Mi único consuelo en ese momento fue que Andrés se afectó más que yo. No soportó que todo fuese por culpa de ese estúpido amigo de su papá que les daba destilado de henequén a sus clientes para ganarse unos pesos de más en su cantina. Claro, me consideraba más estúpido a mí por haberle regalado la idea a los temibles hermanos Davidovitz, y más aún por haberle regalado los conejos al vecino.
Fue perdiendo el juicio paulatinamente y una tarde llegó a su casa a intentar preparar el licor. No consiguió una cuerda de fibra de agave, y en su desesperación utilizó una reata de plástico.
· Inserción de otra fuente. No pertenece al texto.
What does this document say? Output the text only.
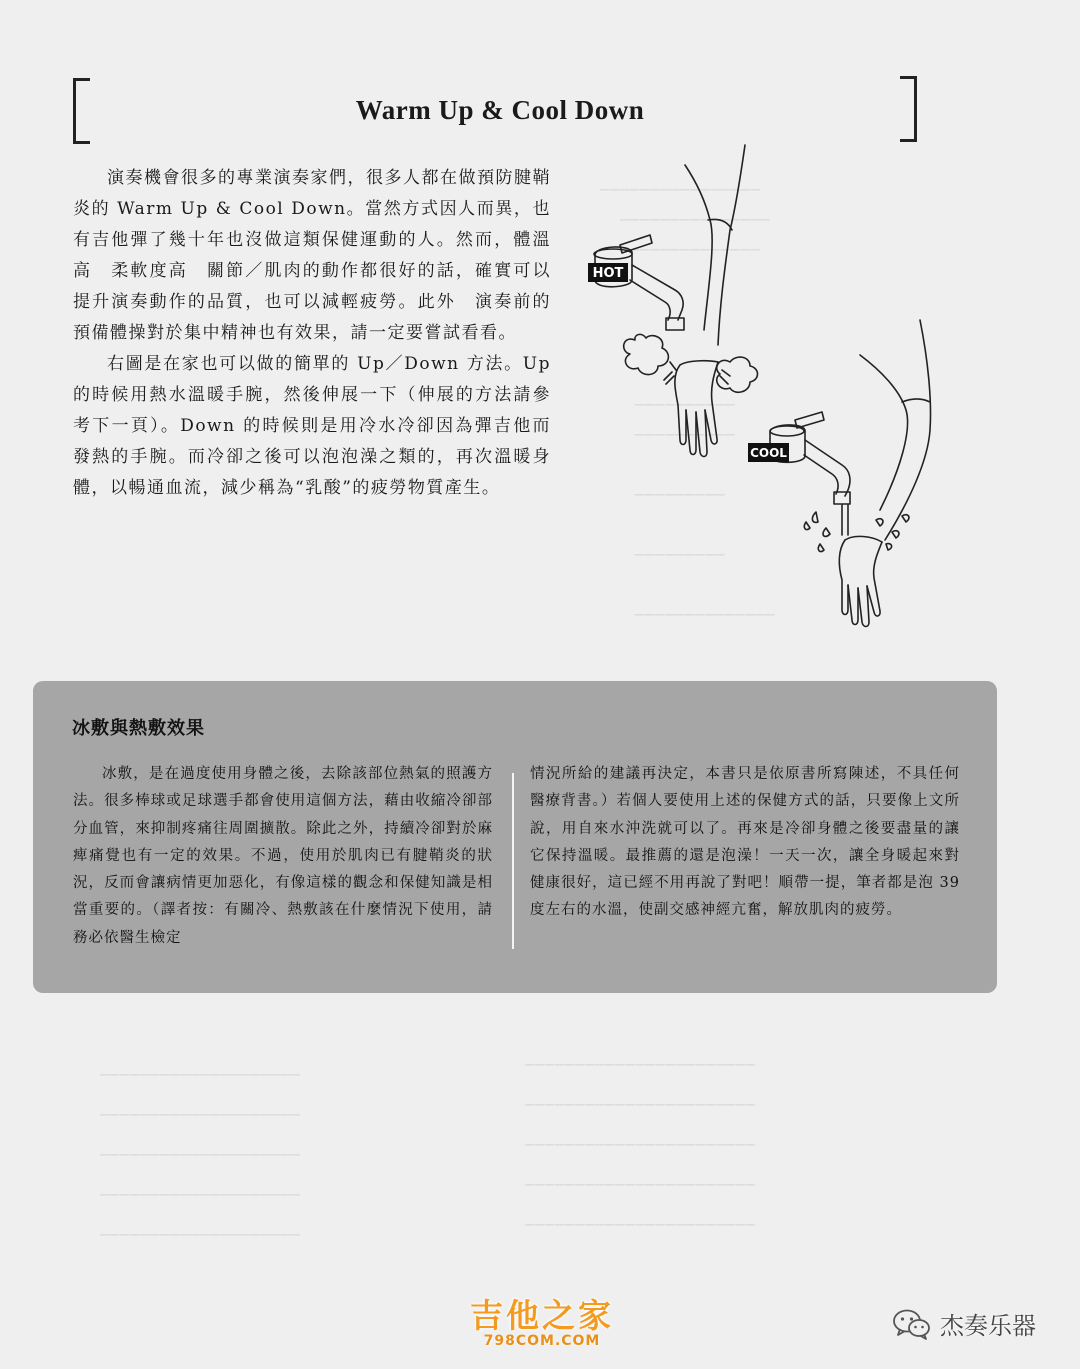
────────────────
───────────────
──────────────
──────────
──────────
─────────
─────────
──────────────
────────────────────
────────────────────
────────────────────
────────────────────
────────────────────
───────────────────────
───────────────────────
───────────────────────
───────────────────────
───────────────────────
Warm Up & Cool Down

演奏機會很多的專業演奏家們，很多人都在做預防腱鞘炎的 Warm Up & Cool Down。當然方式因人而異，也有吉他彈了幾十年也沒做這類保健運動的人。然而，體溫高　柔軟度高　關節／肌肉的動作都很好的話，確實可以提升演奏動作的品質，也可以減輕疲勞。此外　演奏前的預備體操對於集中精神也有效果，請一定要嘗試看看。

右圖是在家也可以做的簡單的 Up／Down 方法。Up 的時候用熱水溫暖手腕，然後伸展一下（伸展的方法請參考下一頁）。Down 的時候則是用冷水冷卻因為彈吉他而發熱的手腕。而冷卻之後可以泡泡澡之類的，再次溫暖身體，以暢通血流，減少稱為“乳酸”的疲勞物質產生。

HOT
COOL
冰敷與熱敷效果
冰敷，是在過度使用身體之後，去除該部位熱氣的照護方法。很多棒球或足球選手都會使用這個方法，藉由收縮冷卻部分血管，來抑制疼痛往周圍擴散。除此之外，持續冷卻對於麻痺痛覺也有一定的效果。不過，使用於肌肉已有腱鞘炎的狀況，反而會讓病情更加惡化，有像這樣的觀念和保健知識是相當重要的。（譯者按：有關冷、熱敷該在什麼情況下使用，請務必依醫生檢定
情況所給的建議再決定，本書只是依原書所寫陳述，不具任何醫療背書。）若個人要使用上述的保健方式的話，只要像上文所說，用自來水沖洗就可以了。再來是冷卻身體之後要盡量的讓它保持溫暖。最推薦的還是泡澡！一天一次，讓全身暖起來對健康很好，這已經不用再說了對吧！順帶一提，筆者都是泡 39 度左右的水溫，使副交感神經亢奮，解放肌肉的疲勞。
吉他之家
798COM.COM
杰奏乐器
Tampoco esperó a que hirviera la mezcla de agua y alcohol, y se la bebió sin más ni más. Estando completamente ebrio, se comió un pedazo de la reata, y los doctores tuvieron que extraerle doce centímetros de intestino. A consecuencia de la depresión y los daños a los sistemas digestivo y urinario, empezó a presentar disfunción eréctil. Pero el médico lo tranquilizó: una maravillosa pomada podía curarlo sin problemas. Al ver en la etiqueta a tres conocidos barbones sonriendo y abrazando a un rinoceronte feliz, Andrés salió corriendo del consultorio y se quedó a vivir en la calle. Allí estuvo en condiciones de mendicidad durante varios meses, y sobrevivió sólo porque Isaac, Feigha y yo le llevábamos todos los días un poco de pan (el único alimento que aceptaba comer). Logró salir del cuadro depresivo sólo después de largas terapias psicológicas en el ISSSTE, en donde pude afiliarlo después de sobornar a tres burócratas.
Hace un par de semanas tocaron a mi puerta. Era Gus. Me abrazó y se reconcilió conmigo. Me pidió perdón por aquella intensa noche en la que Bill me había llamado ciego y mal judío, y me exoneró de los juicios de Dios, insistiendo en que yo era una bendición para toda la familia. Como gesto de gratitud, me dejó un papelito con la dirección de un nuevo centro de Jabad Lubavitch que necesitaba un organista para sus bodas y demás fiestas. Les había dado amplias referencias de mí, y estaban esperando a que me comunicara con ellos. Seguramente -agregó Gus con rostro optimista- con ese trabajo ocasional lograría yo conseguirme buenos ingresos extras. Luego, me dio un tierno y emotivo abrazo y me dijo que no era necesario que llorara, y hasta me regaló su paquete de Kleenex al que sólo le quedaban dos.
Anoche, volvimos a salir Isaac, Feigha, un casi recuperado Andrés y yo. Feigha sigue haciendo enormes esfuerzos para fingir que no le gusto. Tan tímida toda ella.
Fue una buena parranda. El único problema fue que al salir del bar en donde cenamos, llovía a cántaros. Estuvimos parados sobre Paseo de la Reforma durante varios minutos, intentando guarecernos en una garita del transporte público, pero de todos modos nos empapamos.
Afortunadamente, pasaron Allan, Gus y Bill en su auto de lujo. Se detuvieron frente a nosotros, y justo cuando íbamos a abordar, Allan me dio un billete de cien pesos para que tomáramos un taxi (que al final nos cobró ciento veinte). Esta vez fue Feigha la que me dijo que no era necesario que llorara. Luego, llegamos a mi casa, y para entrar en calor nos bebimos una botella de anís preparado por mi mamá. Es un licor que mi familia prepara de manera tradicional desde hace varias generaciones.
Acabo de despertar y he corroborado que los estragos de la bebida fueron desastrosos. Los cuatro nos quedamos dormidos en la sala, y Andrés vomitó sobre la chamarra de Feigha.
Mi pronóstico es que habrá un homicidio en las próximas horas.
Y yo tengo un terrible dolor de cabeza.